Vulture Back

Fantasy Football Definition of Vulture Back

Vulture Back - a term for second or third string running backs who steal goal line carries from the team's starter. These are the players stealing touchdowns from a fantasy manager's starting running backs.

A guy like Ronnie Brown may be doing "all the work" to get the Dolphins into the red zone, but isn't utilized to score the TD. It seems nothing gets the blood of a fantasy player boiling like his starter not getting the six points.

With more and more teams practicing a running back by committee approach to the run game, the pool of solid running back choices is now much "deeper" than in the past. The unfortunate other side effect of this -- we have fewer running backs putting up monster numbers than we did, say, 15 years ago.

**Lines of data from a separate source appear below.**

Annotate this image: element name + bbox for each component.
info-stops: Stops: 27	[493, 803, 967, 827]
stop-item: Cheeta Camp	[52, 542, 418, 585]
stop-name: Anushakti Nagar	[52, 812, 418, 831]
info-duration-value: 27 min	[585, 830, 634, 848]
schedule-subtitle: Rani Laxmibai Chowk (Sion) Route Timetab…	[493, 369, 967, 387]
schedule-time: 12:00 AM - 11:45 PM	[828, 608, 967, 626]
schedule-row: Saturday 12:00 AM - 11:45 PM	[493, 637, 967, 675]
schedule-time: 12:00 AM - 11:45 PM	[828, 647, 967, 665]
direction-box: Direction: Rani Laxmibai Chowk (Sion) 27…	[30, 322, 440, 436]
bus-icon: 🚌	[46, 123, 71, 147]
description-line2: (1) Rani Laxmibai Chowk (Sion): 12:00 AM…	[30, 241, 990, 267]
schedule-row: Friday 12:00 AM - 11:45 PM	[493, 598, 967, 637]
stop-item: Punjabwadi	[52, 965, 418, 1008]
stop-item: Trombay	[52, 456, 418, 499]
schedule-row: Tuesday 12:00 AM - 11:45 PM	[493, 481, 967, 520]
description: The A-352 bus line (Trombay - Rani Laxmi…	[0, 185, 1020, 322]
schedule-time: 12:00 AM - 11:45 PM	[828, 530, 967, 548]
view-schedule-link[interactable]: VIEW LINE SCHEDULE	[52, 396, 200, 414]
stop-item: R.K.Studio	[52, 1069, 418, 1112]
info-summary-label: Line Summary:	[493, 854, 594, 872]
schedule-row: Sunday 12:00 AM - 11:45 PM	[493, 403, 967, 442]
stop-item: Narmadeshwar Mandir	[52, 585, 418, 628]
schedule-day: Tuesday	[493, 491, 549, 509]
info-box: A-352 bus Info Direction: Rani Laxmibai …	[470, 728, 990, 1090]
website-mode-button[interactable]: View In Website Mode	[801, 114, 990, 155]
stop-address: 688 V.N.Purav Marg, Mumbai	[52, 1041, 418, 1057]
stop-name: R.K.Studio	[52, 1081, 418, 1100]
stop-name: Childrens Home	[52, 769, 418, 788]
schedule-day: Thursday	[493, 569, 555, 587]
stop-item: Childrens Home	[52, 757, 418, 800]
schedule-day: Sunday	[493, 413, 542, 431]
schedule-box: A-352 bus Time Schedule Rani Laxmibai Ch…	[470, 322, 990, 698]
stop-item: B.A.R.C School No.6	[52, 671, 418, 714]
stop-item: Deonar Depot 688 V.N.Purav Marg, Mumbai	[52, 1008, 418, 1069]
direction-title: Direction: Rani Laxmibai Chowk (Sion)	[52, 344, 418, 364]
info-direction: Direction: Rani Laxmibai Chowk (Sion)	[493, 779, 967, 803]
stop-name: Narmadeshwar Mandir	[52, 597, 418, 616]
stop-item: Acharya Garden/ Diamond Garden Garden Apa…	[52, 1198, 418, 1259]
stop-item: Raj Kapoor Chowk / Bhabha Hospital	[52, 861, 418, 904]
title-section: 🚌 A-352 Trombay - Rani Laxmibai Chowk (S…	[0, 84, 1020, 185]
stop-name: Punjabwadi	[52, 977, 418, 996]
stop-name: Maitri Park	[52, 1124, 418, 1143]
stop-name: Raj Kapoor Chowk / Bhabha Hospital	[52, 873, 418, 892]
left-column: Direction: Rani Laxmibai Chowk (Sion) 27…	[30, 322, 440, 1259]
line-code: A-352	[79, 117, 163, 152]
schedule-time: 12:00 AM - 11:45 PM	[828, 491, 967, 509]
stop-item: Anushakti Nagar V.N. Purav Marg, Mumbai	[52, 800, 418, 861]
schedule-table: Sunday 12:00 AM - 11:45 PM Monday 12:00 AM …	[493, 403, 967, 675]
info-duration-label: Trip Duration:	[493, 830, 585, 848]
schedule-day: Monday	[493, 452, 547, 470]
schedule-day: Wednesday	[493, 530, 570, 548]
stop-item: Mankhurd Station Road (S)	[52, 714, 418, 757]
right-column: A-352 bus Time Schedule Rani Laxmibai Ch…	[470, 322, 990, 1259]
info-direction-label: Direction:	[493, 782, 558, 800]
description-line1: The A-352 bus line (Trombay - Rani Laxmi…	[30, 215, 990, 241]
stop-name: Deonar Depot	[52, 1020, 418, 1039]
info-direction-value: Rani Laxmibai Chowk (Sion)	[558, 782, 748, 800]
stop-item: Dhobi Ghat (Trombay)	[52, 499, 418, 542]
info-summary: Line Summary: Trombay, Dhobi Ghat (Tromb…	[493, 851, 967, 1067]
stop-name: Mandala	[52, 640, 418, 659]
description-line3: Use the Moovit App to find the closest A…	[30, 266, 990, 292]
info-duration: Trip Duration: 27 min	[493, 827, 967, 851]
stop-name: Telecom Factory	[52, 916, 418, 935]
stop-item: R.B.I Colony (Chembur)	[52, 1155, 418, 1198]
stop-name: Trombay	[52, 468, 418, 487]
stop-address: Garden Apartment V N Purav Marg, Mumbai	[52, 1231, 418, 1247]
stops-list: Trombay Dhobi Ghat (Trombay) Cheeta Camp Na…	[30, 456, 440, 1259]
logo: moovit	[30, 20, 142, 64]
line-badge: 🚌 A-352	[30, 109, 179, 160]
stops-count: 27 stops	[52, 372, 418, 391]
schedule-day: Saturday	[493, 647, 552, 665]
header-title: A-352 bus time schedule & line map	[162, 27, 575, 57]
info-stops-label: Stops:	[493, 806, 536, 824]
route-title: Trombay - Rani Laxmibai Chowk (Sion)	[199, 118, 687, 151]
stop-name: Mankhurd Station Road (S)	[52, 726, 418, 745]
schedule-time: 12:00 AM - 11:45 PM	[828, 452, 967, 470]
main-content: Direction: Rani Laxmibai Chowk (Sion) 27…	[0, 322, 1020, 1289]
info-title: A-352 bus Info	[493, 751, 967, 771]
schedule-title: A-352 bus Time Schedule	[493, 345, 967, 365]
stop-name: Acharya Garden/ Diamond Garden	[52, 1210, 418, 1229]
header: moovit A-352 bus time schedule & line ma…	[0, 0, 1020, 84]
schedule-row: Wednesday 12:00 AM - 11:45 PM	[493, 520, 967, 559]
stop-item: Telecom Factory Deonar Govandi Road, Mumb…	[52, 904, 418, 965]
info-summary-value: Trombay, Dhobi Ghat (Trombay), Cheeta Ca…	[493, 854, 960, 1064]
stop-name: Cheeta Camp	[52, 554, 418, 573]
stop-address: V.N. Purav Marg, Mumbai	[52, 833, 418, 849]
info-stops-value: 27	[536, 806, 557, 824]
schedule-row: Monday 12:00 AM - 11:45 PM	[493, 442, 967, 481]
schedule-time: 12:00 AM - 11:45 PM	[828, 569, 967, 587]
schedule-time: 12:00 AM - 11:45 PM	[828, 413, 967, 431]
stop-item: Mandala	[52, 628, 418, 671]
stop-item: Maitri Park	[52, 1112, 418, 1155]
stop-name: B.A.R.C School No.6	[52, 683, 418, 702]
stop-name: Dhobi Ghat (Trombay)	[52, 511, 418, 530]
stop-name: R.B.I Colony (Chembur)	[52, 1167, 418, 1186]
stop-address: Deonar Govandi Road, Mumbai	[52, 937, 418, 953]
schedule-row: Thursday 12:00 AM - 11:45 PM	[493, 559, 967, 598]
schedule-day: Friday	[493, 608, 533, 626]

Often, vultures exist because a back who puts up tons of yards is sitting down for short yardage situations -- either to put a bigger or a more rested back to pick up the six points. From the NFL perspective this makes perfect sense -- protect the guy putting up the yardage in favor of a more expendable or larger player who may not necessarily be able to clock up big yards. What ends up happening is that your starting back loses touchdowns because of a team's strategy. Thus, the second or third string back is picking off TDs from your starter.

This is obviously trouble for fantasy managers, as we are much more likely to start a guy like Ray Rice without stopping to think that most of his touchdowns are going to go to his vulture back, Le'Ron McClain. McClain is better in short yardage situations, and as the two of these guys play for the Ravens (who run three backs regularly) you should expect them to split work as it is.

Vulture backs aren't always a bad thing. If you understand a team's run game and figure out who they use in different yardage situations, you can set yourself up for some big surprise points from guys like McClain from the Ravens or Rashard Mendenhall from the Steelers. See, I just gave away two for free. I gotta stop doing that.

As with anything in fantasy football, vulture backs can work against you or in your favor. I read so many fantasy football experts complain about vulture backs, and it makes me wonder how long they've been at this. If you want to build around a vulture back, DON'T DRAFT the players most likely to be vultured. If losing a touchdown here and there bothers you that much, go for guys that won't get their touchdowns sniped as often. Otherwise, you might want to consider one of the "vulture backs" as a viable running back alternative. If he's scoring so many points, you may as well pick him up.